It's interesting that Ron Paul should choose 1900 as the year to emulate. On September 8, 1900, Galveston sustained a direct hit from a category 4 hurricane. The Weather Bureau office in Galveston had received warnings from the Washington DC office on September 4th that a tropical storm had moved northward over Cuba, but because of limited observational capability in 1900, they had no way of knowing where it currently was or in which direction it was heading.
Large swells from the southeast on the Gulf and clouds at all altitudes moving in from the northeast prompted the Galveston Weather Bureau office to raise the hurricane warning flags on the afternoon of the 7th, but the city had weathered numerous previous storms, and for the most part the population was unconcerned; the weather on the 7th seemed unremarkable, and few people chose to evacuate. They had no idea they were facing would would be, and remains, the deadliest hurricane in U.S. history.

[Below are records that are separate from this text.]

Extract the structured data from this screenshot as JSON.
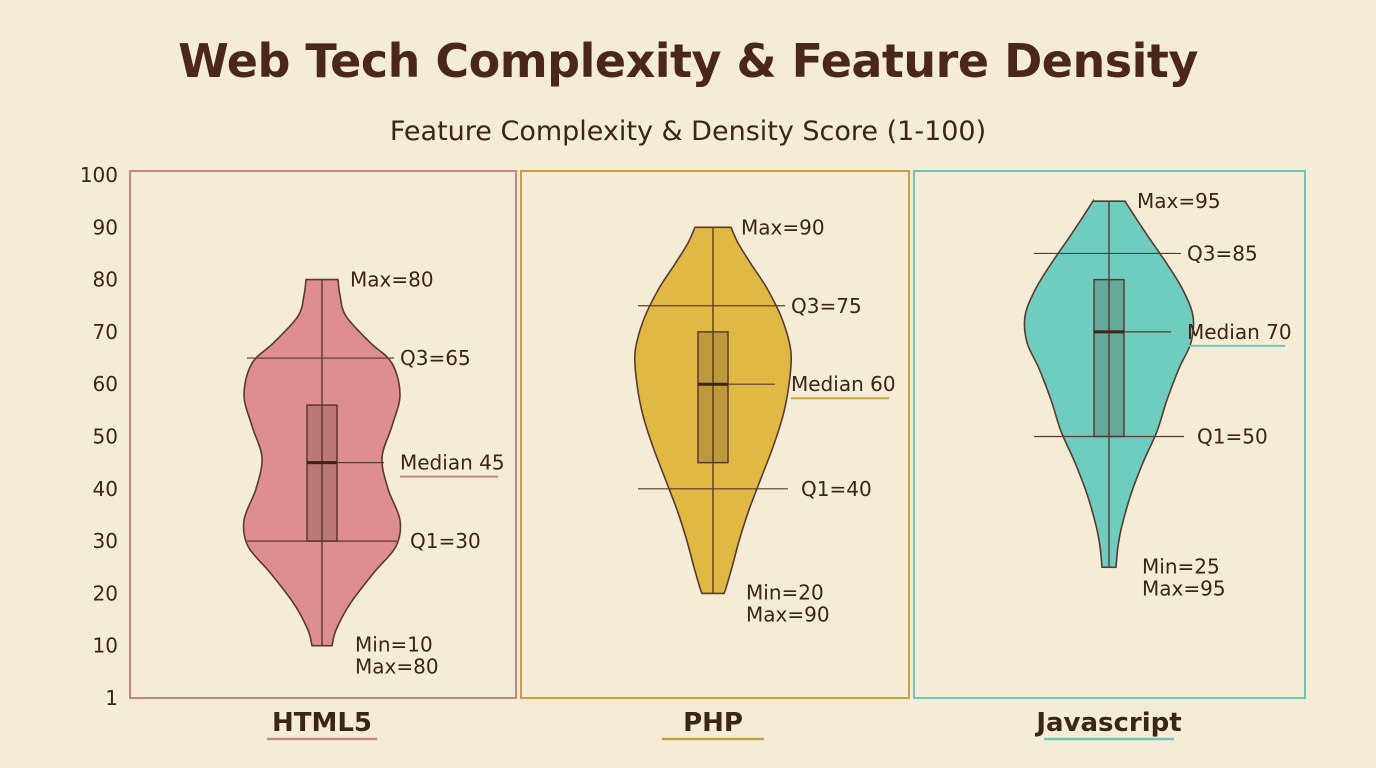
{
  "chart_data": {
    "type": "violin",
    "title": "Web Tech Complexity & Feature Density",
    "ylabel": "Feature Complexity & Density Score (1-100)",
    "yticks": [
      1,
      10,
      20,
      30,
      40,
      50,
      60,
      70,
      80,
      90,
      100
    ],
    "ylim": [
      0,
      100
    ],
    "grid": false,
    "series": [
      {
        "name": "HTML5",
        "color": "#de8e90",
        "frame_color": "#c98585",
        "stats": {
          "min": 10,
          "q1": 30,
          "median": 45,
          "q3": 65,
          "max": 80
        },
        "box_range": [
          30,
          56
        ],
        "labels": {
          "max": "Max=80",
          "q3": "Q3=65",
          "median": "Median 45",
          "q1": "Q1=30",
          "min": "Min=10",
          "min_max": "Max=80"
        }
      },
      {
        "name": "PHP",
        "color": "#dfb943",
        "frame_color": "#c9a23f",
        "stats": {
          "min": 20,
          "q1": 40,
          "median": 60,
          "q3": 75,
          "max": 90
        },
        "box_range": [
          45,
          70
        ],
        "labels": {
          "max": "Max=90",
          "q3": "Q3=75",
          "median": "Median 60",
          "q1": "Q1=40",
          "min": "Min=20",
          "min_max": "Max=90"
        }
      },
      {
        "name": "Javascript",
        "color": "#6fcdc0",
        "frame_color": "#6cc4bc",
        "stats": {
          "min": 25,
          "q1": 50,
          "median": 70,
          "q3": 85,
          "max": 95
        },
        "box_range": [
          50,
          80
        ],
        "labels": {
          "max": "Max=95",
          "q3": "Q3=85",
          "median": "Median 70",
          "q1": "Q1=50",
          "min": "Min=25",
          "min_max": "Max=95"
        }
      }
    ]
  }
}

The destruction of property was great, but the greatest tragedy was the enormous death toll, estimated at between 6,000 and 12,000 (and most often reported as about 8,000). Many who survived the actual hurricane died trapped under debris before they could be rescued. 30,000 were left homeless.
Because the bridges to the mainland were destroyed and the telegraph lines were downed, no word of the city's plight got out the the wider world until six survivors on the ship Pherabe, one of the few at the Galveston wharfs to survive the storm, straggled into a telegraph office in Houston at 3 a.m. on September 10th to send a message to the governor of Texas and President McKinley that the city of Galveston had been destroyed. And even then, they had no idea of the full extent of the damage, estimating the dead at five hundred.
This is really what Ron Paul wants to go back to?